What I found was that while a lot of my kids could add and subtract when given a written assessment, they couldn't do the same sums mentally (or stretch to working with larger numbers) because many of them were relying on counting on their fingers (sigh).
So I've re-jigged the groups, and we've been working on different strategies for remember our number bonds (thinking about both addition and subtraction) to 10/20. Part of that has been working with the idea of missing numbers. I want the kids to be able to think about the way numbers are composed and decomposed so that they can find the missing number in a sum, even if the missing number isn't after the equals sign.
I have a lovely little Fishy Numbers pack from Math Coach's Corner, and I started off using her missing number task cards to play the 'Back and Forth' game. However, I found that they were a bit too tricky for my kids at the moment, as many of the sums are laid out differently (e.g., they are written as 5 = ____ - 3, rather than ____ - 3 = 5). While I think the different layout is great, and something I want my class to be able to handle eventually, jumping straight into problems written that way was too confusing.
So...I made some cards of my own, that I used this week with the Back and Forth game board from the Fishy Numbers pack. The kids really enjoyed it, and they are starting to get the hang of how you find missing numbers in addition and subtraction problems, no matter which number it is that is missing. Yeah! We used Numicon as our concrete materials to help us figure out what our missing number was, although the 10 frames that are suggested in the post I linked to above would also work well.

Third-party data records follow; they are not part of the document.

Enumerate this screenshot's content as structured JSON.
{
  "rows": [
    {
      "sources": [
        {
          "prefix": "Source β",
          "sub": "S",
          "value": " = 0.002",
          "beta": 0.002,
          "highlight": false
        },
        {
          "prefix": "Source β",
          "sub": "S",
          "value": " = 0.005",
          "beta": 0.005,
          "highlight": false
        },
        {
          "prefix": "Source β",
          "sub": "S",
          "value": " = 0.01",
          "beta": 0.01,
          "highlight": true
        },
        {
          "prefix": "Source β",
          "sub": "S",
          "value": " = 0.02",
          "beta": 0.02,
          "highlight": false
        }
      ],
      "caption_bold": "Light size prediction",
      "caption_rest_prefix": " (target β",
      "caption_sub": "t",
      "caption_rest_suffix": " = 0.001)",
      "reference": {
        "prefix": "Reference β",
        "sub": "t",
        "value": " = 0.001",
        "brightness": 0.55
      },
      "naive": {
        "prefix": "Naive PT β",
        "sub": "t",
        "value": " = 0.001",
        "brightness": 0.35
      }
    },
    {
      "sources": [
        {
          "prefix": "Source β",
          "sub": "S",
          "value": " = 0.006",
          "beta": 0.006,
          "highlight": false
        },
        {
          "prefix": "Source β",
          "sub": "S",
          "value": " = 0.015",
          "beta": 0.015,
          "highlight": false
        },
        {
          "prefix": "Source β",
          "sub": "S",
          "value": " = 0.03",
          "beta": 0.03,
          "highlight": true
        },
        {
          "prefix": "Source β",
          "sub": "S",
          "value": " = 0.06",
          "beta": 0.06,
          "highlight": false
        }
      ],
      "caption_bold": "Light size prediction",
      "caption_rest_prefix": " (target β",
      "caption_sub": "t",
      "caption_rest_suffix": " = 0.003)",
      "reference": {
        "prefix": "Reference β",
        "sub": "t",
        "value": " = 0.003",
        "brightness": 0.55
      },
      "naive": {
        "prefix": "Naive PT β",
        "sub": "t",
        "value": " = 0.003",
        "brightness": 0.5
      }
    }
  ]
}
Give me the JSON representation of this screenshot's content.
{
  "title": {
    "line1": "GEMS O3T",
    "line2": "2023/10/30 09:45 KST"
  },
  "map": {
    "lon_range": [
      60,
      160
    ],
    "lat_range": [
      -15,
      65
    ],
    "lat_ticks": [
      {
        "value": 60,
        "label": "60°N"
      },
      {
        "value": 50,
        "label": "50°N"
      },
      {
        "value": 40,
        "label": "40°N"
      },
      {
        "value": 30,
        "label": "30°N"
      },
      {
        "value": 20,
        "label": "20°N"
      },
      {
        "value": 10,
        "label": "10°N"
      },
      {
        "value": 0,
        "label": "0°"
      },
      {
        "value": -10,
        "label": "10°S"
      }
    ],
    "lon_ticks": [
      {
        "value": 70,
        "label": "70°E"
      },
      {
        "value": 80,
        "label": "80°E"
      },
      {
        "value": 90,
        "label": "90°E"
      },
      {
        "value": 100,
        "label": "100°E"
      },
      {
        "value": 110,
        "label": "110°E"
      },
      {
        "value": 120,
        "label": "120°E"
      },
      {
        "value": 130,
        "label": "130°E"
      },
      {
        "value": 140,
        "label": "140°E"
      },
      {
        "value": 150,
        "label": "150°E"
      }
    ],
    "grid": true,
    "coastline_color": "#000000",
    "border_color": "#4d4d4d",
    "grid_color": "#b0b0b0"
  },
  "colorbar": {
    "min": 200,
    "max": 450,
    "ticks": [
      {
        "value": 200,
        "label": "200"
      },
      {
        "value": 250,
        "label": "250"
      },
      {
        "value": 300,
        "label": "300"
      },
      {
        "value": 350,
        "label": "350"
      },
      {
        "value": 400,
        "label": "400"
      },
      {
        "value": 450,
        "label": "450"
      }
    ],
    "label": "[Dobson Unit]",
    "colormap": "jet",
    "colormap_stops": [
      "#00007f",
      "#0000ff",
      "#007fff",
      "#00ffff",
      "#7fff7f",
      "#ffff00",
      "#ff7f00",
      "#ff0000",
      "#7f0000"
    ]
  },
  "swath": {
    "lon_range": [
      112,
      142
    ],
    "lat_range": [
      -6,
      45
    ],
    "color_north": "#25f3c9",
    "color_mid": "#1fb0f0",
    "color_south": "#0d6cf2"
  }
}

To make sure that my kiddos are finding the right missing number, and aren't practising doing it wrong (!), I also made some 'Addition' and 'Subtraction' cards (see below):
I thought these missing number cards, as well as the 'Check your Sums' cards might be useful to others as well, so you can get them here if you are interested. The Check your Sums addition goes up through 13, and the subtraction covers subtraction from 5 through 12. I'm planning to have my kids use these cards whenever they are playing addition and subtraction games - it's no use playing the games and having fun, but getting all of your sums wrong!